Esta é a primeira vez que esta bomba de 9,8 toneladas, de força explosiva comparável a 11 toneladas de TNT, foi usada em combate.

"O bombardeio destruiu redutos estratégicos do Daesh (sigla em árabe do EI) e um complexo de túneis  e matou 36 combatentes" no distrito de Achin, declarou o ministério da Defesa afegão em um comunicado.

Mais cedo, o presidente norte-americano, Donald Trump, comemorou "um novo sucesso".

O palácio presidencial afegão afirmou que medidas foram tomadas para evitar baixas civis.

"Não há razão para pensar" que havia civis no momento da explosão, assegurou o capitão Bill Salvin, porta-voz das forças americanas no Afeganistão.

De acordo com um porta-voz das forças especiais afegãs em Nangarhar, havia apenas uma família no vale Mamand Dara, alvo da bomba.

"Ontem recebemos a ordem para que os transferíssemos a família a vários quilômetros de distância (...) eles estão em segurança", indicou o oficial Ahmad Jawed Salim.

Em razão dos túneis e trincheiras, "era quase impossível avançar na área", explicou, informando que dois dias antes as tropas terrestres afegãs, alvo de uma emboscada, sofreram perdas. "Agora nossas forças podem avançar no vale, e por enquanto não encontramos resistência", afirmou.

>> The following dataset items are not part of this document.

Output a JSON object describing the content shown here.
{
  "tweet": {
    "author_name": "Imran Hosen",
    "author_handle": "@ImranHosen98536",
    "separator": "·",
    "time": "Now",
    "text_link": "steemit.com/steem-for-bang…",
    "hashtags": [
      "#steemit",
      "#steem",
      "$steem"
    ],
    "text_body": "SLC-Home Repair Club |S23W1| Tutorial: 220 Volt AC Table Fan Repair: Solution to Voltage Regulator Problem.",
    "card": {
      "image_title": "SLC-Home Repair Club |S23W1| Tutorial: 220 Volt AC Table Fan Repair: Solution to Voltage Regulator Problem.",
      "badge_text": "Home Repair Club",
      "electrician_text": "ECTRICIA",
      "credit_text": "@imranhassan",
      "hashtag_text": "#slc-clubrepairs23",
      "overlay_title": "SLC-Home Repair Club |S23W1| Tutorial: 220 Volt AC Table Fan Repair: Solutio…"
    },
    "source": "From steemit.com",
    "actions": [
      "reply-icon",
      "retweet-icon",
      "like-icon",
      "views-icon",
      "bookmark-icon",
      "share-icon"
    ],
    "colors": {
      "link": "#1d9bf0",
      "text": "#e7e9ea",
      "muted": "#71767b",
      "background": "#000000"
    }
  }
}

- "Laboratório experimental" -
Esse artefato tem formalmente a denominação GBU-43/B, pesa pouco mais de nove toneladas e foi desenvolvido pelo Laboratório de Pesquisas da Força Aérea americana.

Essa é a mais potente bomba não nuclear jamais usada em combate", disse o porta-voz da Força Aérea, o coronel Pat Ryder.

Inicialmente, era destinada a intimidar o inimigo e limpar grandes áreas.

"Essa explosão foi a mais poderosa eu já vi em toda a minha vida. Enormes colunas de fogo tragaram toda a área", disse à AFP Esmail Shinwari, governador do distrito de Achin.

Uma fonte próxima dos insurgentes afegãos indicou à AFP, sem revelar a sua identidade, que os habitantes da região sentiram o solo tremer "como durante um terremoto", e alguns desmaiaram devido ao poder aéreo.

"As pessoas começaram a deixar a zona por medo de novos bombardeios", acrescentou.

No posto de fronteira de Torkham, entre o Paquistão e o Afeganistão, localizado várias dezenas de quilômetros do ponto de impacto, nenhum movimento incomum foi detectado.

Um porta-voz do Talibã, Zabihullah Mujahid, condenou em um comunicado o bombardeio dos americanos que "utilizam  o Afeganistão como um laboratório experimental", observando que eliminar Daesh era "o trabalho dos afegãos".

O ataque teve um impacto sobre os mercados. Os pregões asiáticos abriram em queda após as perdas em Wall Street no dia anterior.

Também aumentou os temores dos investidores, já preocupados com a situação na Síria e Coreia do Norte, bem como as eleições presidenciais francesas.

Este bombardeio acontece uma semana após o ataque dos Estados Unidos contra uma base aérea do regime sírio e no mesmo dia que o presidente Donald Trump advertiu que seu país iria "lidar com o problema" norte-coreano.

Militares da Otan estimam que no início de 2016 o EI treinava cerca de 3.000 combatentes no Afeganistão, embora esse número atualmente deva ser menor, entre 600 e 800 homens armados.

Os Estados Unidos deslocaram 8.400 soldados para o Afeganistão, que formam, assessoram e apoiam as forças nacionais em seus combates contra os talibãs e o EI.